To start with, we need to understand the environment we’re really operating in. This may well include accepting that a hybrid or multi-cloud architecture is going to be the normal state of affairs. The very nature of AI, with companies needing to access multiple models and multiple services, means that traditional monolithic, central approaches simply won’t scale.
This, in turn, means every technology leader needs to be crystal clear on what governance means for their organisation and its data, whether that’s data privacy or residency requirements. And it’s imperative that governance is embedded in the AI workflow from the outset.
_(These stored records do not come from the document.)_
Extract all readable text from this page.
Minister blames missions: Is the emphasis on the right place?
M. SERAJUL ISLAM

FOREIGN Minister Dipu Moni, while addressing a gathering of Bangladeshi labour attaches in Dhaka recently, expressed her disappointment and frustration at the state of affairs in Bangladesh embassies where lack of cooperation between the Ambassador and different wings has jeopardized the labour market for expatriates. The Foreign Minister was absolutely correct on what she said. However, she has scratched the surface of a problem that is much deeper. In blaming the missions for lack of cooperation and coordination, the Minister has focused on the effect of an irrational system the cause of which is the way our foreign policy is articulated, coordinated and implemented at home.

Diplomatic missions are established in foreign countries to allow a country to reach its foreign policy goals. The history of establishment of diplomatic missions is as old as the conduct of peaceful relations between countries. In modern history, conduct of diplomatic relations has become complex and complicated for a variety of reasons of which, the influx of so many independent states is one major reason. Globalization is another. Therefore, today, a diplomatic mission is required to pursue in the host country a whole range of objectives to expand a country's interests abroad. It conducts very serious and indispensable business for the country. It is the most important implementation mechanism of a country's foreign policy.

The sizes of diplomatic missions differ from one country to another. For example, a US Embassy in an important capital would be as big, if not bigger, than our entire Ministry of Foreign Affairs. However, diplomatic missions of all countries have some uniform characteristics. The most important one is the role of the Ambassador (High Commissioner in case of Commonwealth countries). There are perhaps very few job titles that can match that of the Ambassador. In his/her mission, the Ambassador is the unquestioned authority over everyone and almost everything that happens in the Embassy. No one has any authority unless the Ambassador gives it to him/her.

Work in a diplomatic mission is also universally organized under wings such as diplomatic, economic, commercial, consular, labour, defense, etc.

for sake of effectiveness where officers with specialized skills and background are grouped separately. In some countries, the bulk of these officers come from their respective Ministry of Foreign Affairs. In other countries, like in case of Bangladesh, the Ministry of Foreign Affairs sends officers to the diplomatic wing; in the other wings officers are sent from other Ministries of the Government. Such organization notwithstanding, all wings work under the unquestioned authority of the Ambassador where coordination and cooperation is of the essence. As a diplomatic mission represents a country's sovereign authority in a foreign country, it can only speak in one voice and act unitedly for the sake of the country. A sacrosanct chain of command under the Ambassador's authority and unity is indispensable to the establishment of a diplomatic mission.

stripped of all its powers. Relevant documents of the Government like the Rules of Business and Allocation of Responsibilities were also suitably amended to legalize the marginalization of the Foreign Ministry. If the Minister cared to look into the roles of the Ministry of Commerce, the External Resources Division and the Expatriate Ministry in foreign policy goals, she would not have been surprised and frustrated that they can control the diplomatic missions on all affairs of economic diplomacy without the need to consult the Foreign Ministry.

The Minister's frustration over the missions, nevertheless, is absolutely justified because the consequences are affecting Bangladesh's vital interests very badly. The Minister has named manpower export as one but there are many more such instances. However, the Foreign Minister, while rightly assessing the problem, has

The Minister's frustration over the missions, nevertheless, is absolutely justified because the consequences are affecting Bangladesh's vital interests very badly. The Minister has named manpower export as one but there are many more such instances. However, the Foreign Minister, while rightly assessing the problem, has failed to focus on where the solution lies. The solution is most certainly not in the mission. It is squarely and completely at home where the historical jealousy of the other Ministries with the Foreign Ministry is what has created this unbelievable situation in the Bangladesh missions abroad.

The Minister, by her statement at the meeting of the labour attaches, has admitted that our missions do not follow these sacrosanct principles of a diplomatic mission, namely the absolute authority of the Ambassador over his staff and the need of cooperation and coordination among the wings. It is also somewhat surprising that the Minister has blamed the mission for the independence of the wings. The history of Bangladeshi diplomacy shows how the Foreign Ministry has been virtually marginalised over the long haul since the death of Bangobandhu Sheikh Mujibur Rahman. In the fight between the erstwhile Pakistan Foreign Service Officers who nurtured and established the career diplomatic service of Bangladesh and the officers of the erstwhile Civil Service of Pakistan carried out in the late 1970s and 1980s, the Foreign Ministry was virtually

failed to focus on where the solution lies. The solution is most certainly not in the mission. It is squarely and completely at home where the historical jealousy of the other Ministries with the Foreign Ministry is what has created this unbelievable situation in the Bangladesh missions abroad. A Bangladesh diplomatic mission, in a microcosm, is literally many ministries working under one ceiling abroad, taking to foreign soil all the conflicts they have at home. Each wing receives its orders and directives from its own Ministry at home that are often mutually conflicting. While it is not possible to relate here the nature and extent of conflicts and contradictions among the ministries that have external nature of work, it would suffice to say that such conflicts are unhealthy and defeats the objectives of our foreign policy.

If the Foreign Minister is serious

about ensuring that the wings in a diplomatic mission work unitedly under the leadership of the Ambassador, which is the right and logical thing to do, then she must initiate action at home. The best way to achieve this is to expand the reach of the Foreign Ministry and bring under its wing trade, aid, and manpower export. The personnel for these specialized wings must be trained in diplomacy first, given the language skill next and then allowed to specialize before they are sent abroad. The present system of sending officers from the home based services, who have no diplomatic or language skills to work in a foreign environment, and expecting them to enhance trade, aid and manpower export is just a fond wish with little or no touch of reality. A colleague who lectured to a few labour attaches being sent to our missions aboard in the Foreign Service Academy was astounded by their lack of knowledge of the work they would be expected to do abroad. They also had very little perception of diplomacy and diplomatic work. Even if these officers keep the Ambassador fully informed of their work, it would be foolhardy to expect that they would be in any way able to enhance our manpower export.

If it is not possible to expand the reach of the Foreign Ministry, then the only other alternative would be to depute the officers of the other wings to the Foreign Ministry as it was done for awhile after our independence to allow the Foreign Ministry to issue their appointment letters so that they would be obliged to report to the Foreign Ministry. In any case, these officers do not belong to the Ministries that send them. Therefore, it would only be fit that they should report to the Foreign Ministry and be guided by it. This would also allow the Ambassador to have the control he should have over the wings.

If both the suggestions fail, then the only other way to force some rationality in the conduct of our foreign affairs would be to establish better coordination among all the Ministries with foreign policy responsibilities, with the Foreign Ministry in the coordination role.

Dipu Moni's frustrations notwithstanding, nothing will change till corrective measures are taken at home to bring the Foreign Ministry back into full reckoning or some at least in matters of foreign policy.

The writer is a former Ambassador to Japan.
It’s too important to be an afterthought or kicked down the road as other priorities arise.
What this makes clear is that it will normally make more sense to bring compute and those critical AI models to the data, not the other way round.
This isn’t just about reducing data movement costs or producing multiple copies of data. It’s about reducing the friction that comes with reconciling governance requirements as data moves around organizations and across borders. But it can also mean reduced latency and fresher data, making AI more effective.
That’s not to say that it’s not sometimes necessary to move data. But if that’s the case, let’s be mindful and deliberate about it.
But while data becomes increasingly decentralized, it’s imperative that we centralize the management of data access and build the platform accordingly. This lays the groundwork for clear data governance and sovereign AI alike.
By rethinking how they manage data movement, technology leaders can bypass the escalating egress costs and compliance traps embedded in the old way of doing things. The result is an AI strategy that is both scalable and sustainable, enabling enterprise-grade AI, wherever their data lives.